Wie schätzen Sie diese Grippewelle im Vergleich zu den Vorjahren ein?

Wir haben bisher etwa 200 Patienten weniger behandelt als im vergangenen Jahr. Mir scheint, dass die Grippe nicht so häufig auftaucht wie vergangene Saison, dafür aber oft schwerer verläuft. Gerade auch bei jungen Menschen, insbesondere bei Männern.

Wie äußert sich das?

Ich musste einen 34 Jahre jungen Mann in die Klinik einweisen. Er hatte eine Woche Grippe, dann eine Lungenentzündung entwickelt und dann eine beidseitige Lungenarterienembolie. Es gab verstärkt junge Menschen mit Lungenentzündungen. Doch gerade die jungen Herkulesse denken, sie sind kerngesund und strotzen vor Energie, weshalb sie sich nicht gegen Grippe impfen lassen. Viele wissen nicht, welche Gefahr dahinter steht und denken, es ist eine leichte Erkrankung.
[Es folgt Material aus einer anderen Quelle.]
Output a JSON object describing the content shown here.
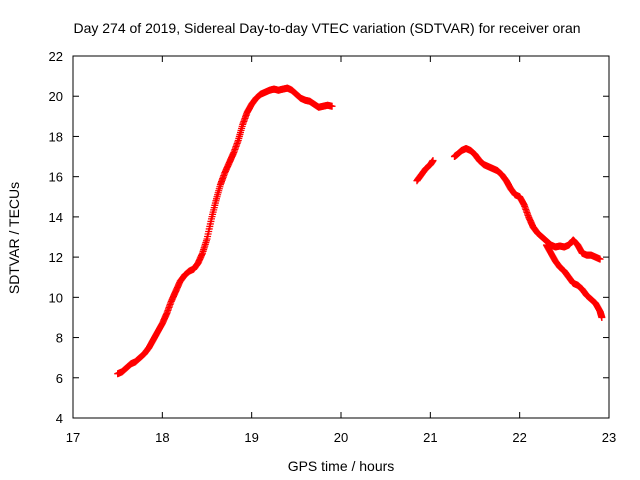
{
  "chart_data": {
    "type": "scatter",
    "title": "Day 274 of 2019, Sidereal Day-to-day VTEC variation (SDTVAR) for receiver oran",
    "xlabel": "GPS time / hours",
    "ylabel": "SDTVAR / TECUs",
    "xlim": [
      17,
      23
    ],
    "ylim": [
      4,
      22
    ],
    "xticks": [
      17,
      18,
      19,
      20,
      21,
      22,
      23
    ],
    "yticks": [
      4,
      6,
      8,
      10,
      12,
      14,
      16,
      18,
      20,
      22
    ],
    "grid": false,
    "marker": "+",
    "color": "#ff0000",
    "series": [
      {
        "name": "segment-1",
        "x": [
          17.5,
          17.55,
          17.6,
          17.65,
          17.7,
          17.75,
          17.8,
          17.85,
          17.9,
          17.95,
          18.0,
          18.05,
          18.1,
          18.15,
          18.2,
          18.25,
          18.3,
          18.35,
          18.4,
          18.45,
          18.5,
          18.55,
          18.6,
          18.65,
          18.7,
          18.75,
          18.8,
          18.85,
          18.9,
          18.95,
          19.0,
          19.05,
          19.1,
          19.15,
          19.2,
          19.25,
          19.3,
          19.35,
          19.4,
          19.45,
          19.5,
          19.55,
          19.6,
          19.65,
          19.7,
          19.75,
          19.8,
          19.85,
          19.9
        ],
        "y": [
          6.2,
          6.3,
          6.5,
          6.7,
          6.8,
          7.0,
          7.2,
          7.5,
          7.9,
          8.3,
          8.7,
          9.2,
          9.8,
          10.3,
          10.8,
          11.1,
          11.3,
          11.4,
          11.7,
          12.2,
          12.9,
          13.9,
          14.8,
          15.6,
          16.2,
          16.7,
          17.2,
          17.8,
          18.6,
          19.2,
          19.6,
          19.9,
          20.1,
          20.2,
          20.3,
          20.35,
          20.3,
          20.35,
          20.4,
          20.3,
          20.1,
          19.9,
          19.8,
          19.75,
          19.6,
          19.45,
          19.5,
          19.55,
          19.5
        ]
      },
      {
        "name": "segment-2",
        "x": [
          20.85,
          20.9,
          20.95,
          21.0,
          21.03
        ],
        "y": [
          15.8,
          16.1,
          16.4,
          16.6,
          16.8
        ]
      },
      {
        "name": "segment-3",
        "x": [
          21.27,
          21.3,
          21.35,
          21.4,
          21.45,
          21.5,
          21.55,
          21.6,
          21.65,
          21.7,
          21.75,
          21.8,
          21.85,
          21.9,
          21.95,
          22.0,
          22.05,
          22.1,
          22.15,
          22.2,
          22.25,
          22.3,
          22.35,
          22.4,
          22.45,
          22.5,
          22.55,
          22.6,
          22.65,
          22.7,
          22.75,
          22.8,
          22.85,
          22.9
        ],
        "y": [
          17.0,
          17.1,
          17.3,
          17.4,
          17.3,
          17.1,
          16.8,
          16.6,
          16.5,
          16.4,
          16.3,
          16.1,
          15.8,
          15.4,
          15.1,
          15.0,
          14.6,
          14.0,
          13.5,
          13.2,
          13.0,
          12.8,
          12.6,
          12.5,
          12.55,
          12.5,
          12.6,
          12.85,
          12.6,
          12.2,
          12.1,
          12.1,
          12.0,
          11.9
        ]
      },
      {
        "name": "segment-4",
        "x": [
          22.3,
          22.35,
          22.4,
          22.45,
          22.5,
          22.55,
          22.6,
          22.65,
          22.7,
          22.75,
          22.8,
          22.85,
          22.9,
          22.92
        ],
        "y": [
          12.6,
          12.2,
          11.8,
          11.5,
          11.3,
          11.0,
          10.7,
          10.6,
          10.4,
          10.1,
          9.9,
          9.7,
          9.3,
          9.0
        ]
      }
    ]
  }
}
Wie viele Ihrer Patienten lassen sich denn gegen Grippe impfen?

Bei den Älteren, chronisch Erkrankten fast jeder. Es interessieren sich aber fast nur die Patienten dafür, die älter als 45 Jahre sind. An sich haben aber Menschen, die sich jedes Jahr mit dem Dreifachimpfstoff impfen lassen, allgemein eine bessere Abwehr. Weil die Grippestämme ja nach ein paar Jahren wieder auftauchen. Es hat also sogar jetzt noch Sinn, sich impfen zu lassen. Zudem gibt es auch schon eine Impfung für Kleinkinder, die als Nasenspray verabreicht wird.

Trotzdem sind die Wartezimmer jedes Jahr voll. Wie verhindern Sie Ansteckungen in der Praxis?

Wir desinfizieren so gut wie nach jedem zweiten Patienten die Flächen im Arztzimmer und die Türklinken. Die Schwestern desinfizieren regelmäßig den Tresen. Bestellte Patienten, ohne akute Erkrankungen, haben wir in den letzten Wochen umgeplant. Jeder ohne Erkältung sollte sich grundsätzlich überlegen, ob er in dieser Zeit wirklich zum Arzt gehen muss. Einen separaten Raum für die Grippekranken haben wir nicht. Deshalb appellieren wir an die Grippekranken, vormittags zu kommen, damit die Nachmittagssprechstunde den berufstätigen, gesunden Patienten vorbehalten bleibt. Die Kranken haben ja auch eine Verantwortung anderen gegenüber.

Hat es Sie selbst dieses Jahr auch mit der Grippe erwischt?

Nein, keinen von unserem Team. Wenn die Grippewelle anfängt, haben wir täglich einen betroffenen Patienten. Das Immunsystem wird mit den Viren konfrontiert und es bildet sich sukzessive eine Immunabwehr. Anfang eines neuen Jahres ist unsere Immunkompetenz dann deutlich höher als die von anderen Menschen. Und wir sind auch vierfach geimpft.

Empfehlen Sie eher die Dreifach- oder die Vierfachimpfung?

Es ist durchaus sinnvoll, einen Grippestamm mehr zu impfen. Denn letztendlich ist die Grippeschutzimpfung wie Lottospielen. Wenn Sie auf vier statt auf drei Felder setzen, haben sie eine größere Chance zu gewinnen. Es ist aber auch eine Kostenfrage, ob man sich das leisten kann und möchte. Insgesamt müssen die Patienten dafür zwischen 25 und 30 Euro selber zahlen.

Das Interview führte Juliane Richter.